Jain Ekta, Lussiez Rudy, Flouty Oliver, Bharmauria Vishal, Molotchnikoff Stéphane
Neurophysiology of Visual System, Département de Sciences Biologiques, Université de Montréal, Montréal, Québec, Canada.
The Tampa Human Neurophysiology Lab & Department of Neurosurgery, Brain and Spine, Morsani College of Medicine, University of South Florida, Tampa, Florida, United States.
J Neurophysiol. 2025 Jul 1;134(1):372-381. doi: 10.1152/jn.00151.2025. Epub 2025 Jun 23.
Neural plasticity-the ability of nervous system to adapt its structure, function, or connections in response to stimuli-can be induced in adulthood through specific protocols, such as visual adaptation, referring to the imposition of a preferred/nonpreferred stimulus to a neuron(s) under investigation. Neuronal orientation selectivity-the preference for specific stimulus orientations-is fundamental to visual cortex organization across species and can be modified using adaptation or pharmacological protocols. Structural, molecular, and physiological properties of neurons, including activity-dependent protein synthesis, play a pivotal role during adaptation. In this study, we investigated the effect of anisomycin, an antibiotic that inhibits protein synthesis by interfering with peptidyl transferase activity in eukaryotic ribosomes, on neuroplastic changes in the mouse visual cortex. We first confirm that adaptation induces shifts in orientation tuning; however, anisomycin prevents these adaptation-induced shifts. Thus, as expected, anisomycin altered the relationship between orientation selectivity and amplitude of shifts, reflecting a stabilization of preferred orientation rather than a biological decoupling of these features. This suggests that protein synthesis is necessary for the OSI-dependent modulation of tuning properties, not merely for preventing tuning shifts. Overall, our findings demonstrate that anisomycin obstructs cortical neuroplasticity, suggesting its potential for suppressing unwanted plasticity in therapeutic applications. We demonstrate that anisomycin, a protein synthesis inhibitor, blocks adaptation-induced shifts in neuronal orientation tuning in the mouse visual cortex. Although adaptation typically reshapes orientation selectivity, anisomycin disrupts this process and alters the relationship between selectivity and shift amplitude. These findings suggest that anisomycin interferes with neural signal transmission and cortical plasticity. Our results highlight anisomycin's potential to suppress maladaptive plasticity, offering insights into mechanisms of experience-dependent cortical reorganization and possible therapeutics for aberrant plasticity.

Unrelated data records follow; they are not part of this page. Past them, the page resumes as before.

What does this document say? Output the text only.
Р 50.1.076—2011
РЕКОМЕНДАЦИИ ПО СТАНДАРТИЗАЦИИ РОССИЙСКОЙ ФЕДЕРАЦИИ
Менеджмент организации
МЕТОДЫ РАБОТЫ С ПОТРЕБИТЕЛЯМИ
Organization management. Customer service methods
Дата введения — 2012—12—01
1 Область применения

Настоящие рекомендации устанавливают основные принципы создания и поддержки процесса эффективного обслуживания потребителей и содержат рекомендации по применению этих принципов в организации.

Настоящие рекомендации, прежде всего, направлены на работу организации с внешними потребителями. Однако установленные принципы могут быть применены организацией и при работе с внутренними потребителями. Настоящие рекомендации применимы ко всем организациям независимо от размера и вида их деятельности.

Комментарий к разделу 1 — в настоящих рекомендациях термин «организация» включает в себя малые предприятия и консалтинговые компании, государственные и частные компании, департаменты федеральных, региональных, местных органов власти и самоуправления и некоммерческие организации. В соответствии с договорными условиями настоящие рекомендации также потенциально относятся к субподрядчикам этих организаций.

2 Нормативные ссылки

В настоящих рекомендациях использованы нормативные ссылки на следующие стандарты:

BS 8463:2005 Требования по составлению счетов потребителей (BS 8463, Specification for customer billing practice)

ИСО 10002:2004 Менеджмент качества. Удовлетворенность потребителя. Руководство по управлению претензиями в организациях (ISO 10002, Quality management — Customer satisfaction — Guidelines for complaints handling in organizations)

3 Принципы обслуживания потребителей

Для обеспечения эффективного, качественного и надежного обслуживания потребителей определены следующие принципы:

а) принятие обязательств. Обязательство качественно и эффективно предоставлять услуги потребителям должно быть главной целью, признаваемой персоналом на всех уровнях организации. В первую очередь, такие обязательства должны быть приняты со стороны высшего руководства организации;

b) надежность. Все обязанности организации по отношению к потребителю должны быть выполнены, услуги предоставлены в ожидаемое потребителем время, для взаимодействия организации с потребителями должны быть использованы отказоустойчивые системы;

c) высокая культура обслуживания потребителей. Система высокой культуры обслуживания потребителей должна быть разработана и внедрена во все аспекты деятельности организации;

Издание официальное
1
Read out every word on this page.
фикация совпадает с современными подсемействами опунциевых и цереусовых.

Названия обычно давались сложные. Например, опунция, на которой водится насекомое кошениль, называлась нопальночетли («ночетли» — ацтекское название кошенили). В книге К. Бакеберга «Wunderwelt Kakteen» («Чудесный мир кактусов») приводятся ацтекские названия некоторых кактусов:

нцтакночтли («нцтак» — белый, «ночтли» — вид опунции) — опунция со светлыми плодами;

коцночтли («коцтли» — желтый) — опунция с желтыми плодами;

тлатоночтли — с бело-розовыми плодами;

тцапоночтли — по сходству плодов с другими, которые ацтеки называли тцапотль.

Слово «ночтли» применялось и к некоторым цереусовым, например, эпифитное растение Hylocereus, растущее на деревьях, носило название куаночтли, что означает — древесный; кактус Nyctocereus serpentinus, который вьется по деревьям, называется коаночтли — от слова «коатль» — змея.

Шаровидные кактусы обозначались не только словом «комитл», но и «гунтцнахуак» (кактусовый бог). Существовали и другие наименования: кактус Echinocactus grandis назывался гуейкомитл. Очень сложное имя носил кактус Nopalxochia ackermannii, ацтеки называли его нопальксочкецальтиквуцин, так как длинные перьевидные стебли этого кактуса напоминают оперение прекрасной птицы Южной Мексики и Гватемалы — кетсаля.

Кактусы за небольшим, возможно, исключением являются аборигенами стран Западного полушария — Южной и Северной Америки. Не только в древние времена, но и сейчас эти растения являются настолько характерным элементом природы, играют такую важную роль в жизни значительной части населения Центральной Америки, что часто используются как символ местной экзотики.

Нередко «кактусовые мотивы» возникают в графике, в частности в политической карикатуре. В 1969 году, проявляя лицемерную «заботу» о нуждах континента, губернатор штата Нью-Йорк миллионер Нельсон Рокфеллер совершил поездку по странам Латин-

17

神经可塑性——神经系统响应刺激而改变其结构、功能或连接的能力——在成年期可通过特定方案诱导产生,如视觉适应,即对所研究的一个或多个神经元施加偏好/非偏好刺激。神经元方向选择性——对特定刺激方向的偏好——是跨物种视觉皮层组织的基础,并且可以通过适应或药理学方案进行改变。神经元的结构、分子和生理特性,包括与活动相关的蛋白质合成,在适应过程中起着关键作用。在本研究中,我们研究了茴香霉素(一种通过干扰真核核糖体中的肽基转移酶活性来抑制蛋白质合成的抗生素)对小鼠视觉皮层神经可塑性变化的影响。我们首先证实适应会诱导方向调谐的变化;然而,茴香霉素会阻止这些由适应引起的变化。因此,正如预期的那样,茴香霉素改变了方向选择性与变化幅度之间的关系,这反映了偏好方向的稳定,而不是这些特征的生物学解耦。这表明蛋白质合成对于依赖于方向选择性指数(OSI)的调谐特性调制是必要的,而不仅仅是为了防止调谐变化。总体而言,我们的研究结果表明茴香霉素会阻碍皮质神经可塑性,这表明其在治疗应用中具有抑制不必要可塑性的潜力。我们证明,蛋白质合成抑制剂茴香霉素可阻断小鼠视觉皮层中由适应引起的神经元方向调谐变化。虽然适应通常会重塑方向选择性,但茴香霉素会破坏这一过程并改变选择性与变化幅度之间的关系。这些发现表明茴香霉素会干扰神经信号传递和皮质可塑性。我们的结果突出了茴香霉素抑制适应不良可塑性的潜力,为经验依赖性皮质重组机制及异常可塑性的可能治疗方法提供了见解。